La simple lógica científica

Se acumulan razones de simple lógica que apuntan a la prescripción de un solo medicamento cada vez.

a) Para empezar, ¿cómo es posible pensar que se pueda intervenir en un sistema tan complejo como el de los seres vivos actuando sobre varios parámetros a la vez? Esto no tiene ningún sentido desde el punto de vista científico y, tal y como recuerda el profesor Marc Henry en la página web de la AIMSIB:

 

Insisto especialmente en el término «ÚNICO», ya que es aquí donde la homeopatía revela su carácter científico. Prescribir varios remedios que deben tomarse simultáneamente a un mismo paciente ya es una muestra de ignorancia y de fracaso por parte del médico. Sin embargo, conviene mantener la humildad, ya que, si bien el conocimiento pertenece al ámbito de la ciencia, el éxito (en medicina, la curación) pertenece por completo al ámbito del arte, pues el ser humano (tanto el médico como su paciente) no es una máquina.

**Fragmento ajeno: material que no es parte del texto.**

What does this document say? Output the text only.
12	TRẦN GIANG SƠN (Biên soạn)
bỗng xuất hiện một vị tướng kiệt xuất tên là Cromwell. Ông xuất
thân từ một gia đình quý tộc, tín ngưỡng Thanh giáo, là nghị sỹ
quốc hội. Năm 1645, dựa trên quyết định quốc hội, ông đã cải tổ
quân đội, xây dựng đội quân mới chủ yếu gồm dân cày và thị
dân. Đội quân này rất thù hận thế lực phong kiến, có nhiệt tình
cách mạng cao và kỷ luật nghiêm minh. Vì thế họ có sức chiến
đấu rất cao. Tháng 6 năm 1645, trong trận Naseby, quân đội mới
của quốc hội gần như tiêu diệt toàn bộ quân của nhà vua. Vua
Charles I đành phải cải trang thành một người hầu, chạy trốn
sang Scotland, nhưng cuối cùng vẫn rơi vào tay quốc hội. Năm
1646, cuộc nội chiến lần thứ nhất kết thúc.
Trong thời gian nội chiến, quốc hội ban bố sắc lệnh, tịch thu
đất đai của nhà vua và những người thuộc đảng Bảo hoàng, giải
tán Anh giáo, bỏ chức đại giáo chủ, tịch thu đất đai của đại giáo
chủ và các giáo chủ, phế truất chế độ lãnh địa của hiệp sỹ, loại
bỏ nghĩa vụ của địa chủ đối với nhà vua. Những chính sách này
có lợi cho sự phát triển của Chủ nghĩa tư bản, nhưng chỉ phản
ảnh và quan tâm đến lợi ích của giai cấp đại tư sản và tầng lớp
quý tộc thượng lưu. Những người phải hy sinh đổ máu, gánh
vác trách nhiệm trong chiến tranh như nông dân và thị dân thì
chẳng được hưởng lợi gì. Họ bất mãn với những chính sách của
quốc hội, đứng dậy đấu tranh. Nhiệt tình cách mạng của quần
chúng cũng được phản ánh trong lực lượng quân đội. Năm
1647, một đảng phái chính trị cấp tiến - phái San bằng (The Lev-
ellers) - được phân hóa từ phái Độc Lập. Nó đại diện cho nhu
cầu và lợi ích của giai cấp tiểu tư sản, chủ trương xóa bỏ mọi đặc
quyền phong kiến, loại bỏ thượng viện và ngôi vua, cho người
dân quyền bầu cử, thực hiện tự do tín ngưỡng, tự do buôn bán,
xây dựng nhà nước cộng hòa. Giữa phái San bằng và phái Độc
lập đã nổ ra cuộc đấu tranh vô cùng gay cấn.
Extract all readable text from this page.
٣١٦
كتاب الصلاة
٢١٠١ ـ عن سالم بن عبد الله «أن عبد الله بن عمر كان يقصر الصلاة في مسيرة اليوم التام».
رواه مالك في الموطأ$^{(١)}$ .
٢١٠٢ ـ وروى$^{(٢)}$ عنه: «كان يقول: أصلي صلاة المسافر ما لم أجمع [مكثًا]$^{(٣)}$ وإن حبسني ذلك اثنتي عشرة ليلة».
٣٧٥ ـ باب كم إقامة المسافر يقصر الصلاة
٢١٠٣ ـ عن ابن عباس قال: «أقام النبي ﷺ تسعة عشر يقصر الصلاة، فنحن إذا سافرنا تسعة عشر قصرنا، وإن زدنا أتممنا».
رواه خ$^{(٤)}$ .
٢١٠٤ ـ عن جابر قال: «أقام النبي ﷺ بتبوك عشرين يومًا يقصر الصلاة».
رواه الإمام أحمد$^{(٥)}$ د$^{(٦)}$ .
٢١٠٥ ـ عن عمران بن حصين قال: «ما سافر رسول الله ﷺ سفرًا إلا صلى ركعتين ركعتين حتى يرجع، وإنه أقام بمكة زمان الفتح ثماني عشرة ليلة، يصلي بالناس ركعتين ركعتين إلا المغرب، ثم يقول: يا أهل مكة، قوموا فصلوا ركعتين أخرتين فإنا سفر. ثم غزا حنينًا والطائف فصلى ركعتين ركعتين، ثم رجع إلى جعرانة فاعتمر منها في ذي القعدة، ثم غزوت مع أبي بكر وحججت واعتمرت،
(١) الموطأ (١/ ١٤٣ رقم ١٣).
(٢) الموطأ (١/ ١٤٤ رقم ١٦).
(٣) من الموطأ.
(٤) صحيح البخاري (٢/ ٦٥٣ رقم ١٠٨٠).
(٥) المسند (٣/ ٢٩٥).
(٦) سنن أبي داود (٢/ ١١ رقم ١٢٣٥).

b) Por el contrario, el estudio de los medicamentos se llevó a cabo con una sola sustancia cada vez. En la nota del §101 del Organon (4.ª edición), se puede leer:

«Por lo tanto, no hay forma más segura y natural para descubrir de forma infalible los efectos propios de los medicamentos sobre la salud del ser humano, que probarlos por separado, en dosis moderadas, en personas sanas, y anotar los cambios que se producen a raíz de ello en el estado físico y moral».

De este modo, personas sanas se intoxicaron para poner de manifiesto la enfermedad inducida artificialmente por los medicamentos. ¿Cómo predecir la forma en que estas sustancias interactúan entre sí cuando se administran al mismo tiempo? Al recetar «a su antojo», ¿no se está menospreciando el sufrimiento que estos hombres y mujeres soportaron voluntariamente para poner de manifiesto las propiedades curativas de las sustancias medicinales?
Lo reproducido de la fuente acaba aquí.